Moment-optimal finitary isomorphism for i.i.d. processes of equal entropy
Uri Gabor
TL;DR
The paper resolves the open question of moment bounds for finitary isomorphisms between i.i.d. processes of equal entropy by proving that moment tails of the coding radius can be made finite for all moments with exponent $<\tfrac{1}{2}$ in the i.i.d. (and more generally aperiodic Markov) setting. It introduces marker processes and skeleton-based partitioning to build finitary encodings with optimal tail behavior, then develops a robust framework of good Systems of Fillers (SOF) and societies to realize explicit, measurable isomorphisms via Keane–Smorodinsky coding. The authors provide a complete construction that yields explicit tail bounds $P[R>n]=\tilde{O}(n^{-1/2})$ for both the coding radius and its inverse, establishing entropy as a full invariant for finitary isomorphism with finite sub-half moments. The general result extends to arbitrary finite-alphabet aperiodic Markov shifts of equal entropy by chaining a sequence of bi-marked-process steps, preserving the tail decay through careful control of filler equivalence classes.
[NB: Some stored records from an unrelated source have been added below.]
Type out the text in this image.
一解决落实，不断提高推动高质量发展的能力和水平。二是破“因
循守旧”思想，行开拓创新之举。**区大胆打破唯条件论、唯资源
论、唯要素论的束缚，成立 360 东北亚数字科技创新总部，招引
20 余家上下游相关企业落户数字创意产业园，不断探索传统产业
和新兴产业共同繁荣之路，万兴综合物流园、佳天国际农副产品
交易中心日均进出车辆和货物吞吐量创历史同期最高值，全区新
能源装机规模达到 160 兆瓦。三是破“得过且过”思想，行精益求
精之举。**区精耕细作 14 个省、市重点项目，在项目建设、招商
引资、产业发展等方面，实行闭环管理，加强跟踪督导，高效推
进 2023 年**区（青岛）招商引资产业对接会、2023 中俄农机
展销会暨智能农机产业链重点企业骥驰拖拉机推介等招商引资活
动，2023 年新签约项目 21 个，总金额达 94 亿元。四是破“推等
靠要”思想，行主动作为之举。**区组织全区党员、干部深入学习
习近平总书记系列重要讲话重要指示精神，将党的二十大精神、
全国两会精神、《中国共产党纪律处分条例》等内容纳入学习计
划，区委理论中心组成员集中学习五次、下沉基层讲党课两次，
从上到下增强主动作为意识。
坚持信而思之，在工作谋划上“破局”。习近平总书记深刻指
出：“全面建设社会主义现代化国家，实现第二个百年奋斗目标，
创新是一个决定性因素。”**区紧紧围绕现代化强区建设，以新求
Collectively, the work delivers a moment-optimal, explicit, finitary isomorphism framework with broad implications for entropy-based classification in ergodic theory and related coding problems.
Abstract
The finitary isomorphism theorem, due to Keane and Smorodinsky, raised the natural question of how "finite" the isomorphism can be, in terms of moments of the coding radius. More precisely, for which values does there exist an isomorphism between any two i.i.d. processes of equal entropy, with coding radii exhibiting finite t-moments? [3, 4]. Parry [13] and Krieger [10] showed that those finite moments must be lesser than 1 in general, and Harvey and Peres [5] showed that they must be lesser than 1/2 in general. However, the question for the range between 0 and 1/2 remained open, and in fact no general construction of an isomorphism was shown to exhibit any non trivial finite moments. In the present work we settle this problem, showing that between any two aperiodic Markov processes (and i.i.d. processes in particular) of the same entropy, there exists an isomorphism f with coding radii exhibiting finite t-moments for all t in (0,1/2). The isomorphism is constructed explicitly, and the tails of the radii are shown to be optimal up to a poly-logarithmic factor.